I sat up, cross-legged, wincing through the pain as my excitement sputtered to life. "Okay. So. After you knocked me into the water, I was watching my hair float around and was reminded of those jellyfish with the long, thin tentacles- the ones that are nearly see-through and seem harmless, but actually swim and are extremely dangerous-"

"Commonly known as box jellyfish," Sakamta offered. I nodded like a nibbled bobber.
"But what's their genus?"
"Chironex Fleckeri."

Chironex. I bit my lip, busied myself with drying out my hair so he wouldn't see the trepidation commingling my features. "Since my name is Chiyo, I thought, maybe-"

"Chiyonex."

Sakamata at last forgave me, a slow smile turning his dolphin face almost pleasant. For the first time since I'd last seen Shota Aizawa, I felt a blush trickle into my cheeks. I tapped one nervous leg against the wet pavement.

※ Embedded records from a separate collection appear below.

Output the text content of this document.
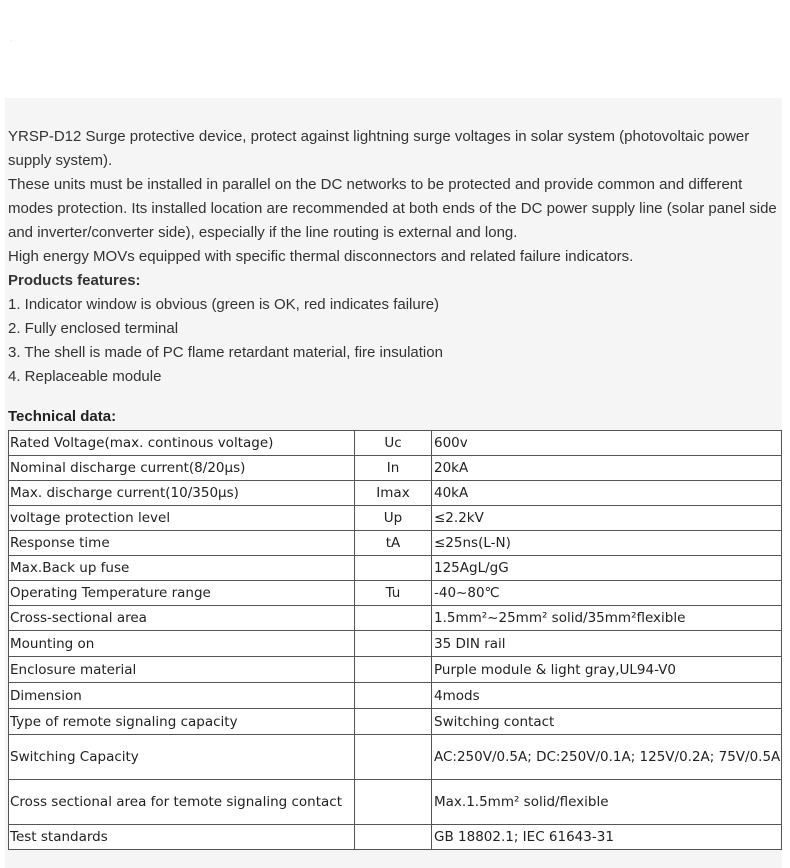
·

YRSP-D12 Surge protective device, protect against lightning surge voltages in solar system (photovoltaic power supply system).

These units must be installed in parallel on the DC networks to be protected and provide common and different modes protection. Its installed location are recommended at both ends of the DC power supply line (solar panel side and inverter/converter side), especially if the line routing is external and long.

High energy MOVs equipped with specific thermal disconnectors and related failure indicators.

Products features:

1. Indicator window is obvious (green is OK, red indicates failure)

2. Fully enclosed terminal

3. The shell is made of PC flame retardant material, fire insulation

4. Replaceable module

Technical data:
Rated Voltage(max. continous voltage)	Uc	600v
Nominal discharge current(8/20μs)	In	20kA
Max. discharge current(10/350μs)	Imax	40kA
voltage protection level	Up	≤2.2kV
Response time	tA	≤25ns(L-N)
Max.Back up fuse		125AgL/gG
Operating Temperature range	Tu	-40~80℃
Cross-sectional area		1.5mm²~25mm² solid/35mm²flexible
Mounting on		35 DIN rail
Enclosure material		Purple module & light gray,UL94-V0
Dimension		4mods
Type of remote signaling capacity		Switching contact
Switching Capacity		AC:250V/0.5A; DC:250V/0.1A; 125V/0.2A; 75V/0.5A
Cross sectional area for temote signaling contact		Max.1.5mm² solid/flexible
Test standards		GB 18802.1; IEC 61643-31
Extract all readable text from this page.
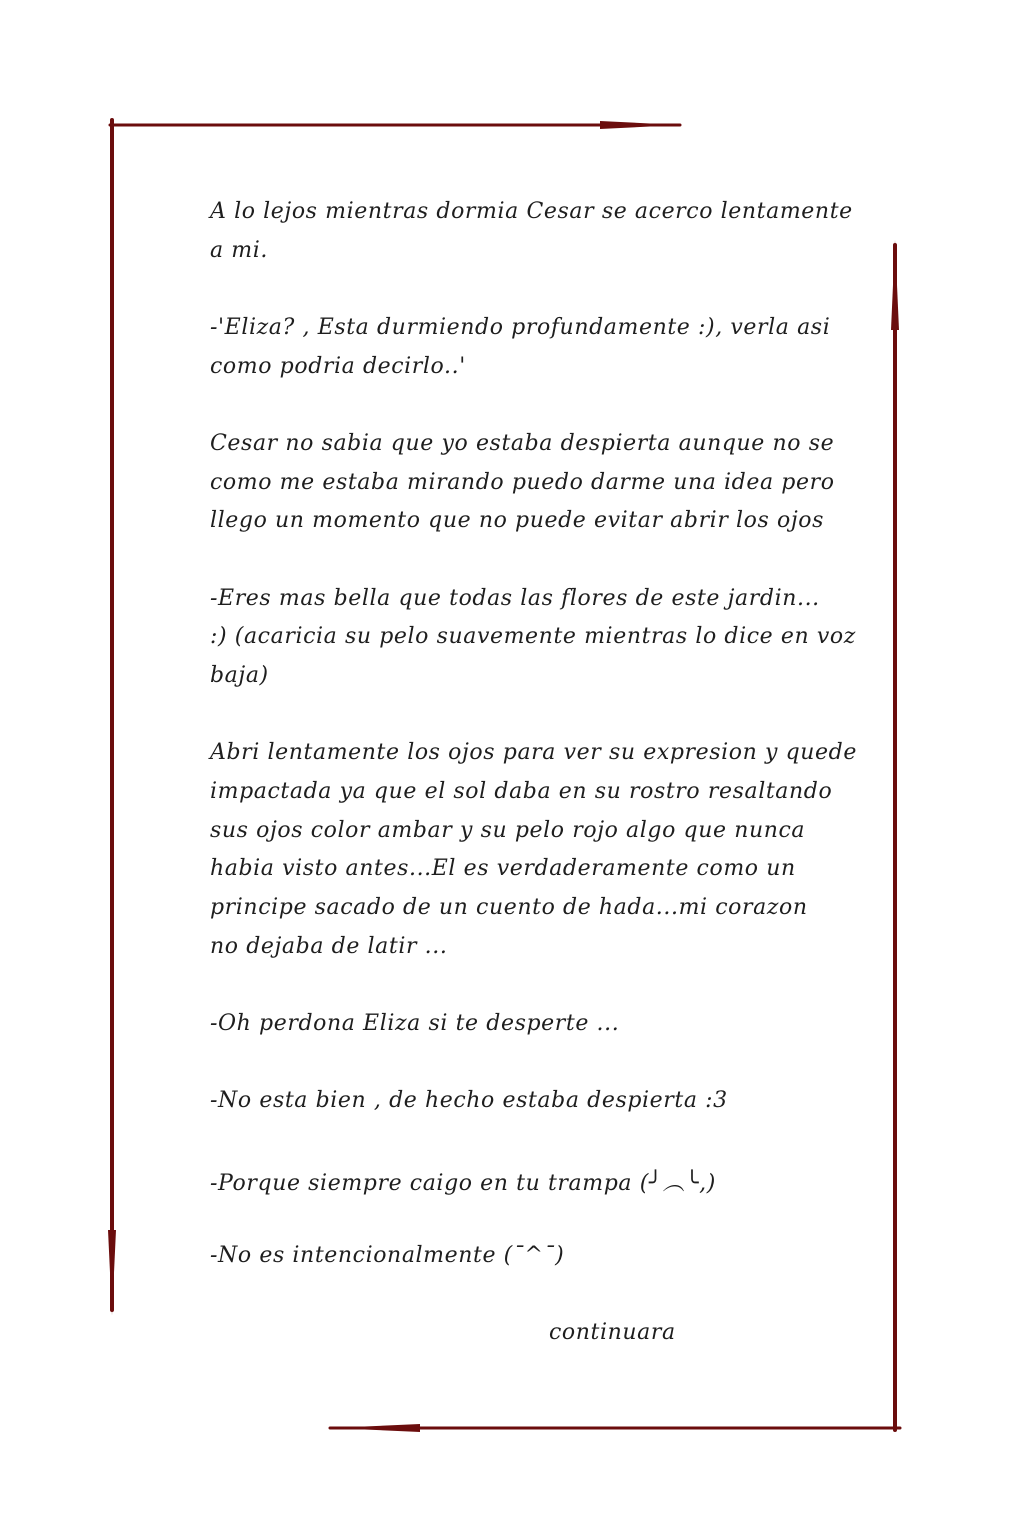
A lo lejos mientras dormia Cesar se acerco lentamente
a mi.
-'Eliza? , Esta durmiendo profundamente :), verla asi
como podria decirlo..'
Cesar no sabia que yo estaba despierta aunque no se
como me estaba mirando puedo darme una idea pero
llego un momento que no puede evitar abrir los ojos
-Eres mas bella que todas las flores de este jardin...
:) (acaricia su pelo suavemente mientras lo dice en voz
baja)
Abri lentamente los ojos para ver su expresion y quede
impactada ya que el sol daba en su rostro resaltando
sus ojos color ambar y su pelo rojo algo que nunca
habia visto antes...El es verdaderamente como un
principe sacado de un cuento de hada...mi corazon
no dejaba de latir ...
-Oh perdona Eliza si te desperte ...
-No esta bien , de hecho estaba despierta :3
-Porque siempre caigo en tu trampa (╯︵╰,)
-No es intencionalmente (¯^¯)
continuara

"Do you think that's stupid?"
"Shall you pronounce the ch, as in Chiyo, or the hard k sound, as in Chironex?"
"What do you think?"
Sakamata shook his head. "This is your name. It is up to you to decide."

I watched him slip effortlessly from the pool, ushering over a medic I hadn't noticed in my clouded vision. The healing didn't fatigue me like Recovery Girl's, but the experience was more painful, like a thousand boiled needles stitching the wounds back together. To remind me not to take damage in the first place, according to Sakamata.

"I've already altered the word, so I might as well at least keep the pronunciation closer to the original." I gave a single nod. "Hard k, then."

"Very well, then. The Aqueous Hero: Chiyonex."

Oh.

I did like the way that sounded.

A sharp row of teeth smirked before he rose to his feet. I took the smooth hand he offered.

"Come then, hero. I have a few written scenarios for you to tackle."

Apparently gaining a heroic title didn't mean jack when it came to Gang Orca's endless training lectures.

But with my conscience cleared, a name picked out, and a suit on the way, I couldn't deny my growing excitement, amassing like a school of glimmering mackerel in my chest.

When I next stepped out of the Paradox, I would be ready.


Author's Note: Remote learning has kind of zapped me of energy, and I fall into these stages of self doubt and insecurity, and just...yeah. Thank you tremendously to the encouraging reviews left by some over the past couple of weeks; you are literally why I returned. See you next week! (Hopefully. Maybe. Probably.)
Chironex Fleckeri is real- I didn't make that up for this story (also known as the Sea Wasp!). I'd imagine Gang Orca peppers Chiyo with a lot of nautical Did You Knows during their time together, so the writing was already on the wall when she realized this connection.